Avendaño’s longest running piece, Buscando a Bruno, is a public performance and “strategic litigation” that premiered at the Consulate of Mexico in Barcelona, Spain, in 2018. Buscando a Bruno exposes Mexico’s “forced disappearances” through a personal quest to find her own brother. The performance, a durational work, foregrounds the individual and political dimensions of absence by staging two chairs side by side: one used by Avendaño, cradling a photograph of her brother, and the other left empty to be inhabited by others who share the wound and come to sit in solidarity. The work confronts state violence and impunity, while an active search for truth and justice takes place. It has since been presented at public sites and museums including Museo Universitario del Chopo, Mexico City (2018) and Museo de Arte Moderno, Oaxaca (2018).
Avendaño’s work has been shown globally, including at Pabellón Escénico INBAL, Mexico City, Mexico (2025); Sandrell Rivers Theater, Miami, FL (2024); The United Theater on Broadway, Los Angeles, CA (2024); RE/BIRTH Festival at DE SINGEL, Antwerp, Belgium (2024); Holland Festival, Internationaal Theater Amsterdam (ITA), Amsterdam, Netherlands (2023); and Kampnagel (k6 Hall), Hamburg, Germany (2022); among others.
Avendaño was a member of the prestigious Sistema Nacional de Creadores de Arte of the Sistema de Apoyos a la Creación y Proyectos Culturales (SACPC), Mexico (2021-2023). She has received a commission from LACMA Art + Technology Lab, Los Angeles, CA (2021) and was awarded the Travesías Escénicas Award by Barro Rojo Arte Escénica in Mexico (2021). Avendaño was honored by the Compañía Danza Universitaria during the University of Costa Rica’s annual [ ] Paréntesis Espacio de Danza Festival (2021), and received the Premio a la Identidad Indígena at FICWALMAPU in Temuco, Chile (2020).
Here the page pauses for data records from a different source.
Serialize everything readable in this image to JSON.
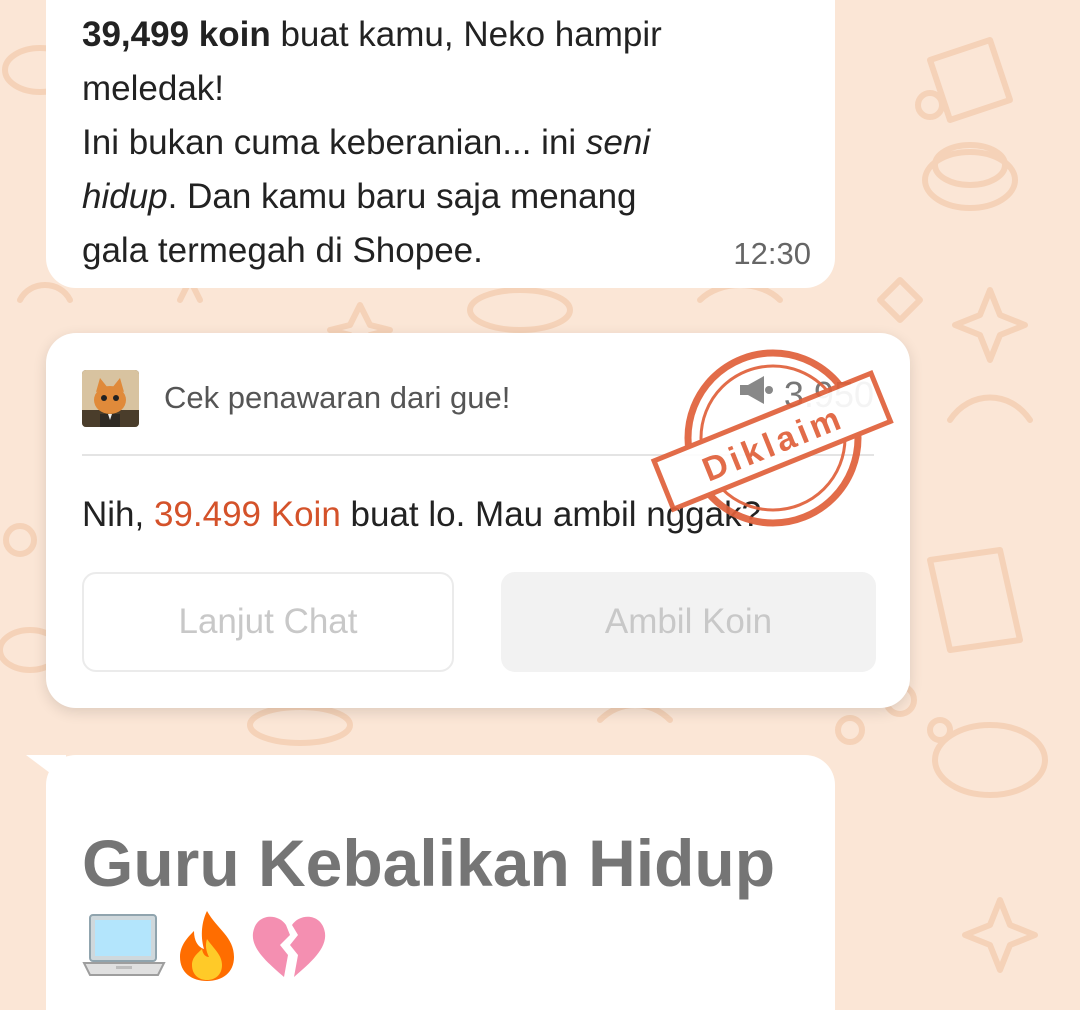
{
  "message_top": {
    "bold_text": "39,499 koin",
    "line1_rest": " buat kamu, Neko hampir",
    "line2": "meledak!",
    "line3_start": "Ini bukan cuma keberanian... ini ",
    "line3_italic": "seni",
    "line4_italic": "hidup",
    "line4_rest": ". Dan kamu baru saja menang",
    "line5": "gala termegah di Shopee.",
    "time": "12:30"
  },
  "offer_card": {
    "title": "Cek penawaran dari gue!",
    "coin_count": "3.950",
    "body_prefix": "Nih, ",
    "amount": "39.499 Koin",
    "body_suffix": " buat lo. Mau ambil nggak?",
    "secondary_button": "Lanjut Chat",
    "primary_button": "Ambil Koin",
    "stamp_label": "Diklaim"
  },
  "message_bottom": {
    "headline": "Guru Kebalikan Hidup",
    "emojis": [
      "laptop-icon",
      "fire-icon",
      "broken-heart-icon"
    ]
  },
  "colors": {
    "background": "#fbe6d6",
    "accent": "#d4522a",
    "stamp": "#e0603a"
  }
}
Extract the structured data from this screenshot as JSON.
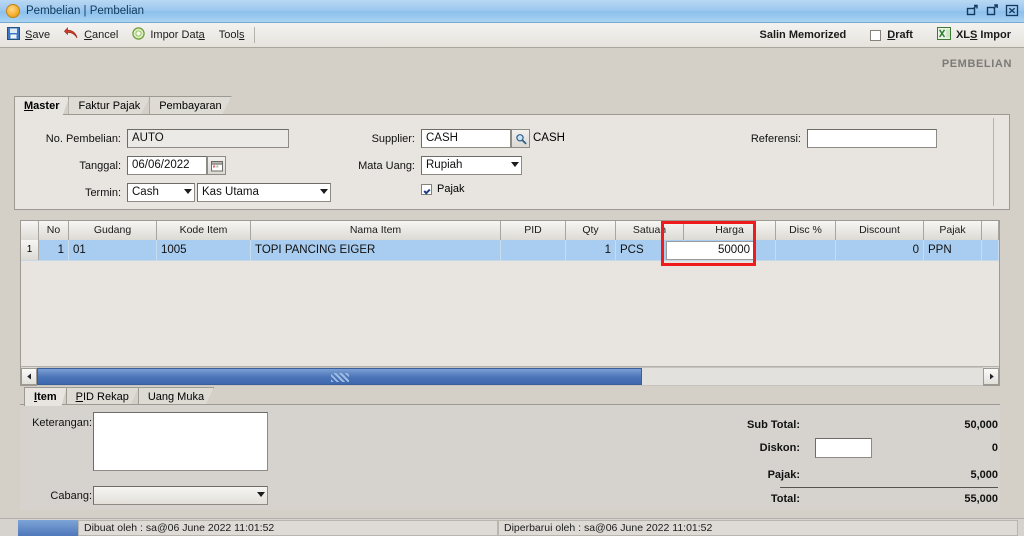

Avendaño holds a B.A. in Anthropology from Universidad Veracruzana in Veracruz, Mexico (1998-2002). Following studies in dance while in Veracruz in the early 2000s, she completed one year of the Specialization in Dance Creation at the Centro de Investigación Coreográfica (CICO-INBA) in Mexico City (2006-07), and artist–educator training from National Dance Institute (NDI) in New York, NY (2008).